Genome-wide insights into adaptive hybridisation across the Schistosoma haematobium group in West and Central Africa

Abstract

Schistosomiasis remains a public health concern across sub-Saharan Africa; current control programmes rely on accurate mapping and high mass drug administration (MDA) coverage to attempt disease elimination. Inter-species hybridisation can occur between certain species, changing epidemiological dynamics within endemic regions, which has the potential to confound control interventions. The impact of hybridisation on disease dynamics is well illustrated in areas of Cameroon where urogenital schistosomiasis, primarily due to Schistosoma haematobium and hybrid infections, now predominate over intestinal schistosomiasis caused by Schistosoma guineensis. Genetic markers have shown the ability to identify hybrids, however the underlying genomic architecture of divergence and introgression between these species has yet to be established. In this study, restriction site associated DNA sequencing (RADseq) was used on archived adult worms initially identified as; Schistosoma bovis (n = 4), S. haematobium (n = 9), S. guineensis (n = 3) and S. guineensis x S. haematobium hybrids (n = 4) from Mali, Senegal, Niger, São Tomé and Cameroon. Genome-wide evidence supports the existence of S. guineensis and S. haematobium hybrid populations across Cameroon. The hybridisation of S. guineensis x S. haematobium has not been demonstrated on the island of São Tomé, where all samples showed no introgression with S. haematobium. Additionally, all S. haematobium isolates from Nigeria, Mali and Cameroon indicated signatures of genomic introgression from S. bovis. Adaptive loci across the S. haematobium group showed that voltage-gated calcium ion channels (Cav) could play a key role in the ability to increase the survivability of species, particularly in host systems. Where admixture has occurred between S. guineensis and S. haematobium, the excess introgressive influx of tegumental (outer helminth body) and antigenic genes from S. haematobium has increased the adaptive response in hybrids, leading to increased hybrid population fitness and viability.

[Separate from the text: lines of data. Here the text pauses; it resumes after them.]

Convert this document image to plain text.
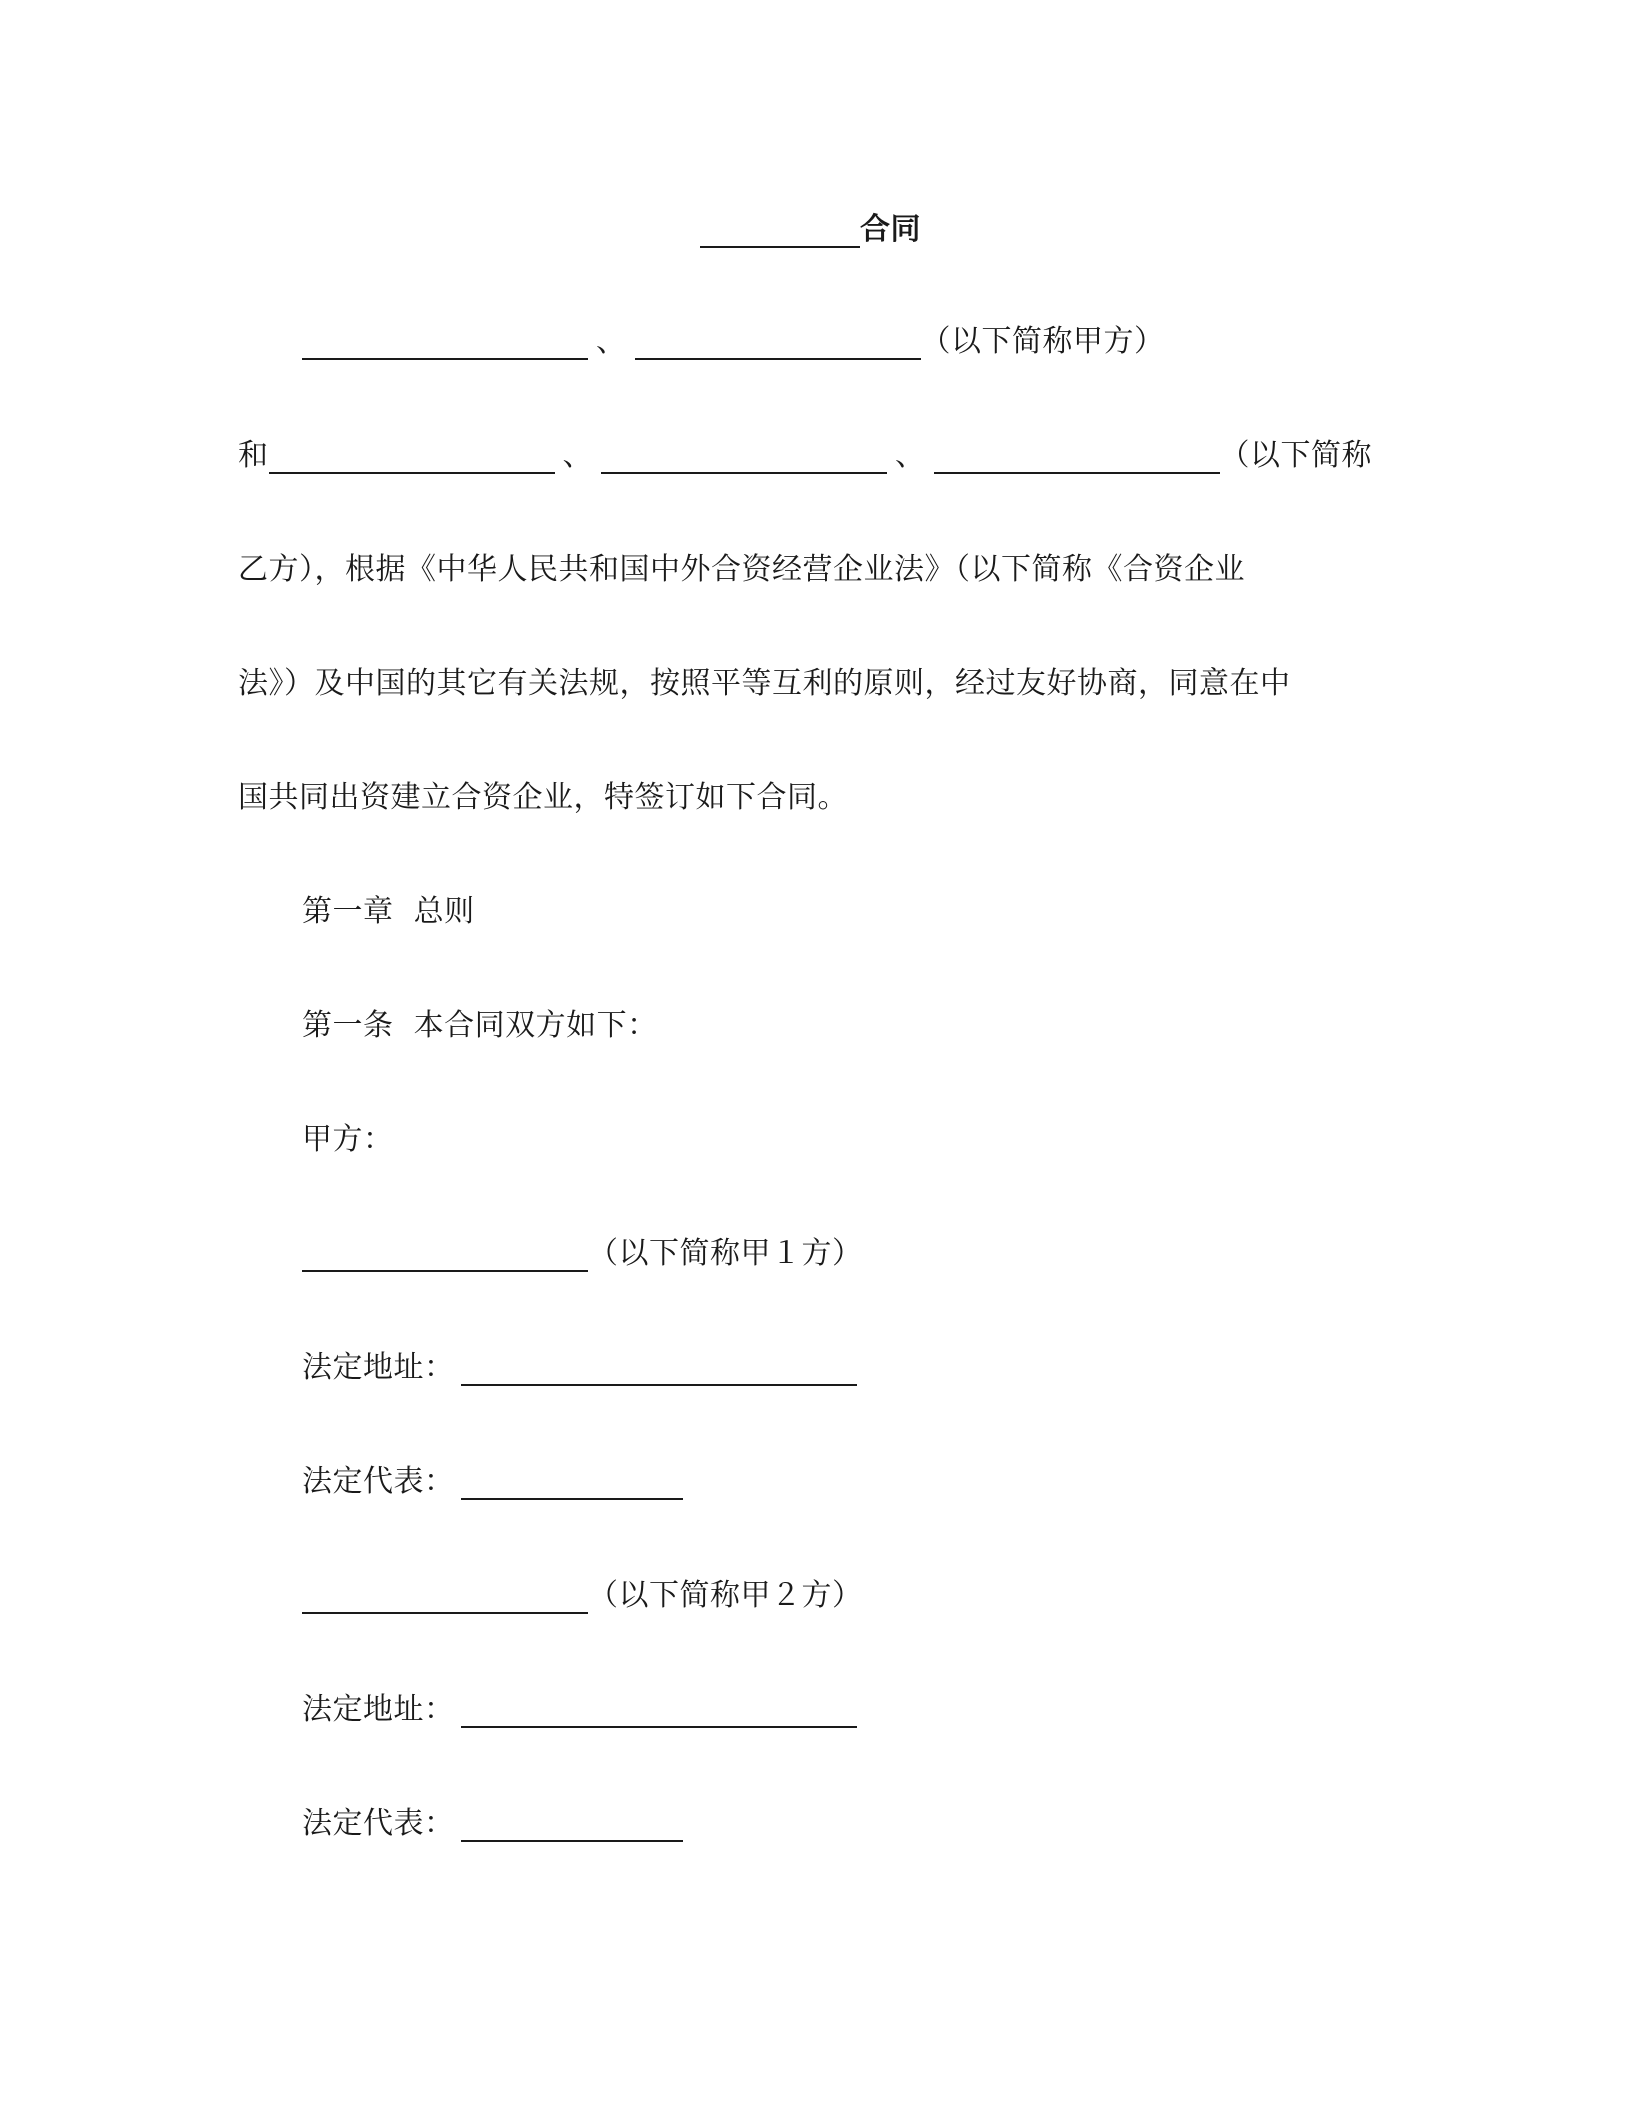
合同
、	（以下简称甲方）
和	、	、	（以下简称
乙方），根据《中华人民共和国中外合资经营企业法》（以下简称《合资企业
法》）及中国的其它有关法规，按照平等互利的原则，经过友好协商，同意在中
国共同出资建立合资企业，特签订如下合同。
第一章  总则
第一条  本合同双方如下：
甲方：
（以下简称甲１方）
法定地址：
法定代表：
（以下简称甲２方）
法定地址：
法定代表：
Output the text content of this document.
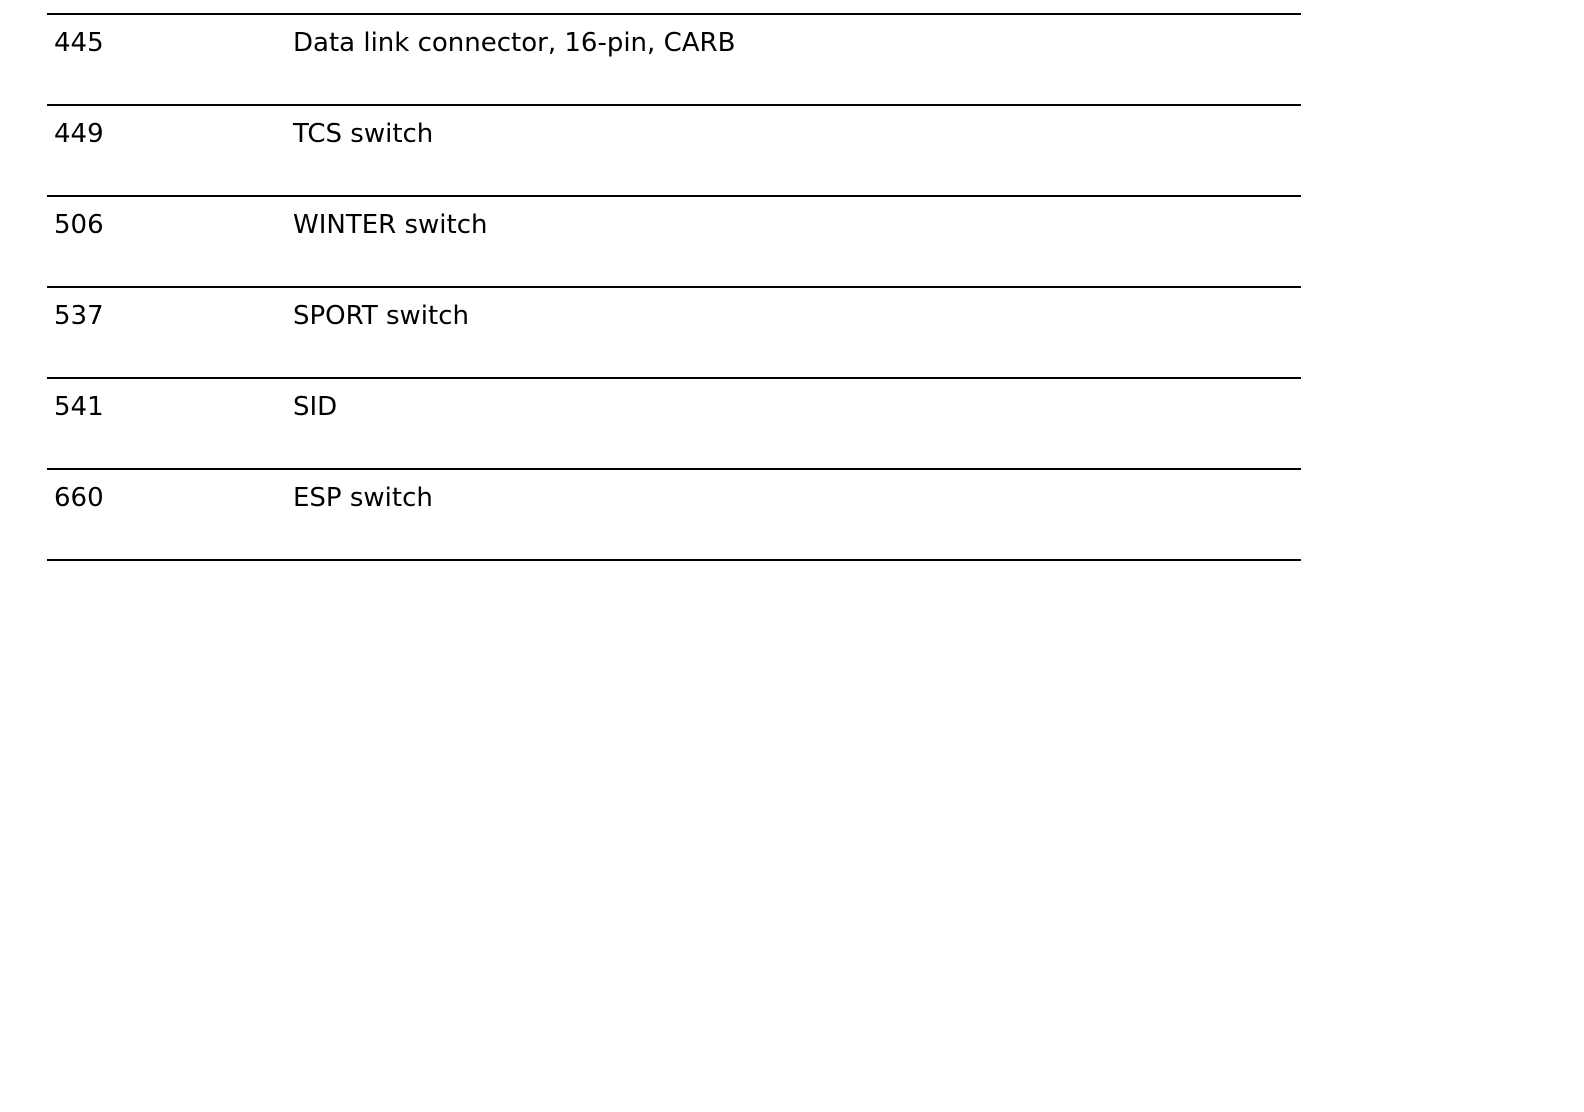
445	Data link connector, 16-pin, CARB
449	TCS switch
506	WINTER switch
537	SPORT switch
541	SID
660	ESP switch
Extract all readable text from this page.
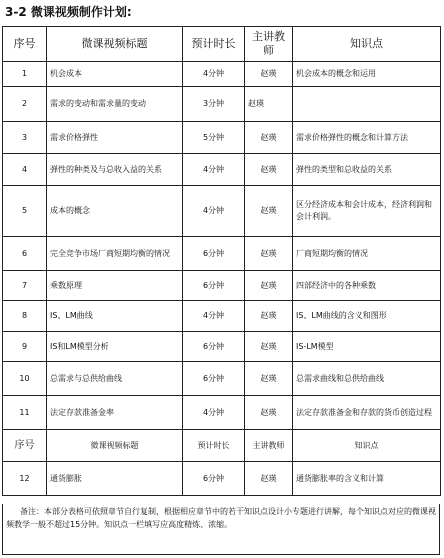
3-2 微课视频制作计划:
序号	微课视频标题	预计时长	主讲教师	知识点
1	机会成本	4分钟	赵瑛	机会成本的概念和运用
2	需求的变动和需求量的变动	3分钟	赵瑛	
3	需求价格弹性	5分钟	赵瑛	需求价格弹性的概念和计算方法
4	弹性的种类及与总收入益的关系	4分钟	赵瑛	弹性的类型和总收益的关系
5	成本的概念	4分钟	赵瑛	区分经济成本和会计成本，经济利润和会计利润。
6	完全竞争市场厂商短期均衡的情况	6分钟	赵瑛	厂商短期均衡的情况
7	乘数原理	6分钟	赵瑛	四部经济中的各种乘数
8	IS、LM曲线	4分钟	赵瑛	IS、LM曲线的含义和图形
9	IS和LM模型分析	6分钟	赵瑛	IS-LM模型
10	总需求与总供给曲线	6分钟	赵瑛	总需求曲线和总供给曲线
11	法定存款准备金率	4分钟	赵瑛	法定存款准备金和存款的货币创造过程
序号	微课视频标题	预计时长	主讲教师	知识点
12	通货膨胀	6分钟	赵瑛	通货膨胀率的含义和计算
备注：本部分表格可依照章节自行复制，根据相应章节中的若干知识点设计小专题进行讲解，每个知识点对应的微课视频教学一般不超过15分钟。知识点一栏填写应高度精炼、浓缩。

Fig 1. Geographic locations and the initial species identification of the isolates analysed.

The map was created in Quantum GIS, version 3.14 (Pi), and the satellite layer sourced from ‘openlayers’ via the OpenLayers python plugin deriving from OpenStreetMaps Satellite data. Base-layer tileset were downloaded as follows: Mali Tile Bounds -8.30625, 12.45391, -3.97171, 14.69223; Senegal Tile Bounds -16.53588, 15.91597, -14.56542, 16.70207; Nigeria Tile Bounds 5.07816, 8.90230, 8.62072, 12.09504; Cameroon Tile Bounds 9.22728, 3.66772, 10.32132, 4.91165; Sao Tome and Principe Tile Bounds 6.07606, -0.47990, 9.78499, 1.98712; West African Tile Bounds -17.40185,-1.58269,14.02316,16.63042.

Fig 2. Output from STRUCTURE analysis using K = 3, see S3 Fig for comparisons with K = 1–10.

Each bar represents an individual and the relative proportion of its genotype belonging to each genetic cluster. The analysis was performed excluding differentially fixed SNPs, outlier loci and adjusted for computational power. Total number of loci used in the analysis was 10,000.

Fig 3

A) Multivariate analysis illustrating the genetic differentiation between the isolates. Analysis was performed with 19 isolates showing relative percentages of variance explained by the first eight principal components B) PCoA plot of each species with average Euclidean distance of clusters in top right hand corner.

Fig 4. Plot of F_st outliers and genome scan of all identified loci that match to the indexed S. mansoni genome.

On the left F_st values obtained from BAYESCAN, each plot figure represents outliers in each simulated comparison: A) S. haematobium x S. bovis, B) S. haematobium x S. guineensis, C) S. guineensis x S. bovis. Loci that fall to the right of the vertical line have a probability greater than 50% of being designated outlier loci. Genome scan plots on the right show genomic location of outlier loci across the genome.

Fig 5

Introgression of A) Autosomal, B) Sex-linked and C) Antigen derived candidate gene sets. Genomic clines of candidate genes with excess ancestry, the grey shaded region represent the neutral genome background and are bounded by the positive and negative means of α. The (blue) colour lines represent outlier locus clines with evidence of S. guineensis (top left) and S. haematobium (bottom right) ancestry. Green lines represent genes that present heterozygous advantage, with shared ancestry between two parental species. When both α_ij (genomic cline center) and β_ij (genomic cline rate) are both set to 0, this describes a on-to-one relationship of the hybrid index, describing neutral ancestry expectations.